Tornano i ‘voucher’, i cosiddetti buoni lavoro, cancellati nel 2017 dal Governo Gentiloni dopo un dibattito politico a dir poco tempestoso e introdotti per la prima volta nel 2003 con la legge Biagi, ma operativi solo dal 2008 come forma di pagamento alternativa in caso di lavoro occasionale accessorio, o di prestazioni saltuarie. L’occasione per reintrodurre uno strumento che dal 2018, dal dl dignità in poi, ha conosciuto una profonda trasformazione, è la manovra 2023 presentata oggi dal premier Giorgia Meloni.
Sarà dunque possibile, dal 1 gennaio prossimo, ricorrere ai buoni lavoro per i settori dell’agricoltura, del comparto Horeca, e della cura della persona, in particolare per quel che riguarda i lavori domestici. Il nuovo ‘assegno’ dunque avrà un valore nominale di 10 euro lordi all’ora, 7,50 euro netti, e un tetto di reddito per i lavoratori, fino a 10mila euro l’anno. Obiettivo quello di avere “uno strumento utile per regolarizzare il lavoro stagionale e quello occasionale” da accompagnare a “controlli molto rigidi” per “evitare storture”.
Il governo Meloni dunque raddoppia il tetto di reddito ammissibile rispetto a quanto previsto attualmente dalle norme introdotte con il Dl dignità che aveva fissato a 5mila euro , per le ‘prestazioni occasionali’ rigidamente circoscritte, il reddito massimo per i lavoratori , indipendentemente dal numero dei committenti e imponendolo anche ai quei datori di lavoro che avessero attinto da questo canale per evitare derive nell’uso di uno strumento dedicato a regolarizzare il lavoro saltuario.

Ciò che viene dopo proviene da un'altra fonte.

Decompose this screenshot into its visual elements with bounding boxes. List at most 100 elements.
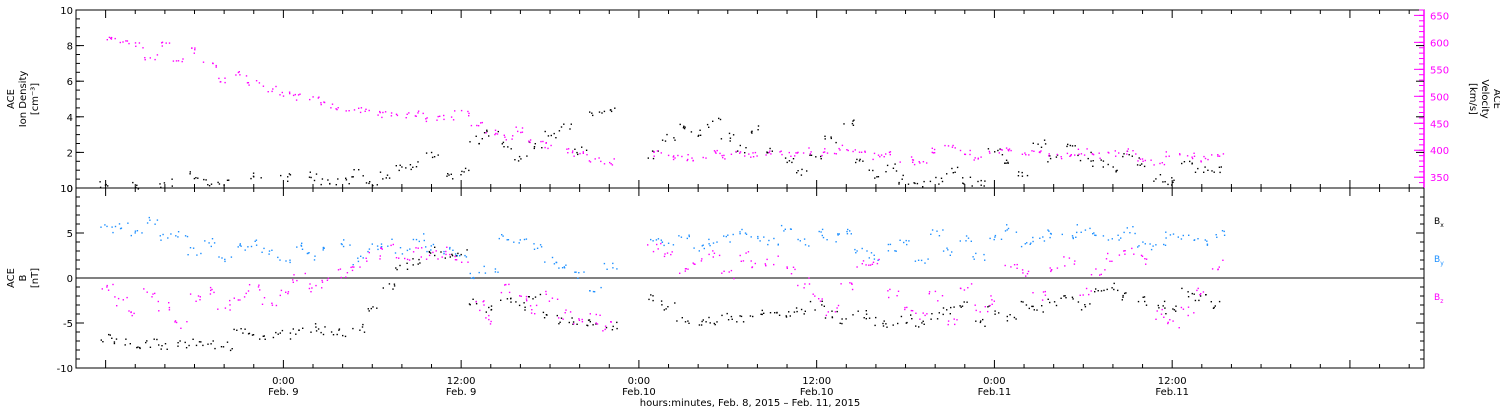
ion-density-point <box>478 142 480 145</box>
bz-point <box>851 283 853 285</box>
velocity-point <box>705 157 707 159</box>
bz-point <box>803 287 805 289</box>
bx-point <box>322 333 325 336</box>
ion-density-point <box>99 186 102 189</box>
by-point <box>942 229 944 231</box>
velocity-point <box>381 116 383 119</box>
ion-density-point <box>935 176 937 179</box>
bx-point <box>488 306 490 309</box>
ion-density-point <box>137 187 140 189</box>
velocity-point <box>267 91 269 93</box>
bx-point <box>1143 296 1146 298</box>
bz-point <box>610 321 612 323</box>
velocity-point <box>826 152 829 154</box>
ion-density-point <box>788 160 791 162</box>
ion-density-point <box>962 177 964 179</box>
velocity-point <box>345 110 347 112</box>
ion-density-point <box>1043 139 1046 141</box>
by-point <box>301 242 303 244</box>
by-point <box>856 250 858 252</box>
bz-point <box>595 322 597 324</box>
bx-point <box>795 307 798 309</box>
bx-point <box>417 263 419 265</box>
ion-density-point <box>353 169 355 171</box>
bx-point <box>263 335 265 337</box>
bz-point <box>991 299 993 301</box>
by-point <box>612 267 614 269</box>
by-point <box>189 247 192 249</box>
ion-density-point <box>533 147 535 150</box>
velocity-point <box>1069 155 1071 157</box>
bx-point <box>1013 316 1016 319</box>
ion-density-point <box>1007 161 1009 164</box>
ion-density-point <box>769 147 771 150</box>
by-point <box>1042 236 1044 238</box>
velocity-point <box>1092 153 1094 156</box>
ion-density-point <box>1066 145 1068 148</box>
velocity-point <box>275 85 277 88</box>
bz-point <box>224 307 227 309</box>
by-point <box>873 258 876 260</box>
velocity-point <box>821 154 823 157</box>
by-point <box>868 257 870 259</box>
bz-point <box>818 298 820 300</box>
velocity-point <box>858 151 861 153</box>
ion-density-point <box>1172 181 1174 183</box>
velocity-point <box>754 151 757 154</box>
bx-point <box>184 341 186 344</box>
bz-point <box>987 310 989 313</box>
ion-density-point <box>446 175 448 177</box>
velocity-point <box>790 155 792 157</box>
velocity-point <box>353 109 356 111</box>
bz-point <box>531 309 533 311</box>
ion-density-point <box>907 183 910 185</box>
by-point <box>744 232 747 234</box>
by-point <box>1137 246 1139 248</box>
by-point <box>130 234 132 237</box>
bz-point <box>937 300 939 302</box>
bx-point <box>961 305 964 307</box>
by-point <box>307 252 309 255</box>
ion-density-point <box>843 123 845 125</box>
bx-point <box>534 296 537 298</box>
bz-point <box>122 299 124 301</box>
velocity-point <box>437 115 439 118</box>
by-point <box>993 238 995 241</box>
bz-point <box>664 253 666 255</box>
bz-point <box>1118 254 1121 256</box>
velocity-point <box>846 149 848 151</box>
velocity-point <box>609 161 611 164</box>
bz-point <box>271 304 274 306</box>
ion-density-point <box>1074 145 1076 147</box>
bz-point <box>209 293 212 295</box>
velocity-point <box>889 151 892 153</box>
velocity-point <box>656 150 659 152</box>
velocity-point <box>889 153 891 156</box>
velocity-point <box>653 151 655 153</box>
ion-density-point <box>464 167 467 170</box>
bx-point <box>315 330 318 332</box>
ion-density-point <box>1116 169 1118 172</box>
velocity-point <box>219 81 221 83</box>
bx-point <box>905 322 907 324</box>
velocity-point <box>194 47 196 49</box>
velocity-point <box>1033 150 1035 152</box>
ion-density-point <box>452 178 454 180</box>
b-field-tick-label: -5 <box>63 319 73 330</box>
velocity-tick-label: 550 <box>1430 65 1449 76</box>
by-point <box>443 253 445 255</box>
time-tick-label: 12:00 <box>802 376 831 387</box>
bz-point <box>1016 263 1018 266</box>
velocity-point <box>1165 155 1167 158</box>
ion-density-point <box>1123 153 1125 155</box>
ion-density-point <box>372 184 374 187</box>
velocity-point <box>425 118 427 120</box>
ion-density-point <box>398 169 400 172</box>
ion-density-point <box>901 178 903 180</box>
bz-point <box>934 290 937 293</box>
by-point <box>930 233 932 235</box>
by-point <box>149 219 151 221</box>
by-point <box>1169 234 1172 236</box>
by-point <box>951 251 953 253</box>
bx-point <box>984 325 986 327</box>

Il testo della manovra dirà comunque quanto dell’intervento previsto per il 2023 si discosta dalla normativa attuale. Ma la decisione di rimettere in pista i ‘voucher’ è comunque destinata a riaprire il dibattito su una misura che dal 2008 al 2017 aveva registrato utilizzi record: in 104 mesi infatti, ha calcolato lo stesso Inps in un dossier dedicato ai numeri del lavoro occasionale, furono venduti complessivamente 433 milioni di buoni lavoro.
Una valanga di buoni lavoro, esentasse e che non prevedevano a quel tempo nessun tetto di utilizzo a carico del datore di lavoro, duramente criticato da Cgil, Cisl e Uil per i quali gli ‘assegni’ mascheravano una forma di elusione ed erano in molti casi una forma di precariato estremo e povero.